While some financial institutions have the resources required to hire and retain legions of IT professionals the bulk of the financial services industry is still made up of smaller institutions that address the needs of their local communities.

The IT staffs that work for the typical small bank handle everything from application support to security. The challenge they face as IT generalists is they don’t have a lot of time to spend support complex platforms that they need to first set up and then maintain. That core issue is why so many organizations now rely on a wide variety of software-as-a-service (SaaS) platforms that are accessed via the cloud.

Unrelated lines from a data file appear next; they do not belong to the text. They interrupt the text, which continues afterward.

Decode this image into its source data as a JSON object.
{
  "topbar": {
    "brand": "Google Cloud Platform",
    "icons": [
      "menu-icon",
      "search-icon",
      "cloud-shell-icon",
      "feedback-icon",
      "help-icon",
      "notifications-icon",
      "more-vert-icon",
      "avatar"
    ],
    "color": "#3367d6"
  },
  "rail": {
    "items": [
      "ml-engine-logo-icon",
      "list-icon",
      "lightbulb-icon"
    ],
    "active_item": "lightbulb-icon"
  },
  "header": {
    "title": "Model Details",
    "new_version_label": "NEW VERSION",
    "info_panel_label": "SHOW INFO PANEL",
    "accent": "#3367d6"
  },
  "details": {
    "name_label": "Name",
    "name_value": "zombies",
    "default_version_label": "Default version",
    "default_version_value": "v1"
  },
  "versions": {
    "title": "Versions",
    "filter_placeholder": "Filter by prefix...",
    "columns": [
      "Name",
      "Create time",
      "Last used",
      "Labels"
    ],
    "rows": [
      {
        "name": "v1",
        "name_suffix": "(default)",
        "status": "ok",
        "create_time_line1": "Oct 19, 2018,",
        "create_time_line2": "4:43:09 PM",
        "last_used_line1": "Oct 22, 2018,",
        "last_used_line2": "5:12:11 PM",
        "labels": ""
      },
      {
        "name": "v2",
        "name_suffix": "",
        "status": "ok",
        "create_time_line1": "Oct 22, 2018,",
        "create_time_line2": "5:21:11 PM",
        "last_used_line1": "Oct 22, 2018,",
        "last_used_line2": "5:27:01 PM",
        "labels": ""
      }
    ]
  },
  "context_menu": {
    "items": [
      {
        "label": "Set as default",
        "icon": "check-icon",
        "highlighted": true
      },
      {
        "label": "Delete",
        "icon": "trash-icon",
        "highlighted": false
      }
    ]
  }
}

Network security should not be an exception to that larger trend, which explains why organizations such as Superior National Bank have adopted the CyGlass Network Defense as a Service (NDaaS) platform to detect anomalous behavior on its networks using machine learning algorithms and other forms of artificial intelligence (AI).

Headquartered in Hancock Michigan, the bank serves the needs of a community located in the northernmost city in Michigan near the shores of Lake Superior. Like a lot of smaller municipalities, the pool of IT talent in the local area is somewhat limited. As such, the first thing that gets evaluated by these types of organizations when considering any IT solution is how difficult is it to set up and maintain. As the only provider of an NDaaS platform, Cyglass enables the bank to take advantage of advanced AI capabilities to secure their network without having to hire additional IT staff or recruit a small army of expensive consultants that most likely live in another time zone.

The Cyglass NDaaS platform collects data from sources such as NetFlow, Syslog, AD Logs, Microsoft 365 Logs, that is then fed into an AI engine. Using a combination of unsupervised machine and self-learning algorithms, the CyGlass engine continuously learns normal activity from the flows of data ingested to set up baselines of activity. Once normal activity is ascertained, the AI engine continuously watches for anomalies. To define which anomalies are risks and threats, the AI outputs are integrated with a rules engine that identifies risks and threats such as unsecured ports or the presence of ransomware. Its policy engine can also be employed to define regulatory compliance controls that financial service companies are always required to implement.

The capabilities enabled by the Cyglass platform have shown themselves to be especially critical during the COVID-19 pandemic. With many professionals working from home to help contain the spread of the pandemic the need to secure home networks is crucial. Many employees are relying on devices they own to access sensitive data via a wireless access point that is also employed by members of the same household to access a wide range of Websites. Chances are the systems employees being employed to access corporate applications are infected with malware are high.

In the case of financial institutions, more customers than ever are also remotely accessing accounts from home or anywhere they happen to be able to connect to a network. Those institutions have no idea what Web sites those customers might have been visiting before logging into their account. The only way for a small team of IT professionals to thwart potential threats is to apply AI to the traffic flowing across its networks.

IT teams of all sizes will soon be applying AI to almost every IT management task The challenge smaller organizations face is they don’t have the resources required to hire the data science professionals required to build an AI model capable of analyzing network traffic. Most of them don’t even have to ability to aggregate all the data required to train those AI models. As AI continues to evolve it’s already apparent smaller organizations will need to rely on providers of SaaS platforms to absorb the cost of AI on their behalf. The investments in AI made by Cyglass, as such, benefit, regardless of size, all our customers.

The myriad benefits derived from those AI investments span both the tangible and intangible. Almost immediately the security posture of an organization improves. The more those algorithms learn about the environment the more hat security posture continues to improve even as the network itself evolves and adapts. Best of all, once those algorithms learn something they never forget it. Nor do they call in sick or suddenly quit to take another job.

Those same algorithms over time also substantially improve the quality of the work experience for the IT staff. Most IT professionals spend an inordinate amount of time chasing down security alerts generated by all the tools an organization has adopted in the hopes of making their IT environment secure. The challenge is that each of those tools and platforms generates a massive number of false-positive alerts that over time make IT tasks tedious to the point where most of the alerts are ignored. Machine learning algorithms are trained to aggregate all those alerts in a way that surfaces the threats that are most lethal and immediate to the organization.

In fact, most IT professionals going forward are not going to want to work for organizations that don’t augment with AI-infused tools. Life is simply too short to put up with the current level of aggravation IT professionals regularly tolerate today.

They say the future is already here; it’s just unevenly distributed. There’s no better example of that than AI. Large companies already make extensive use of AI to improve security. The issue at this point is not so much whether to embrace AI but rather how best to implement it in the simplest and, just as critically important, the most economical way possible.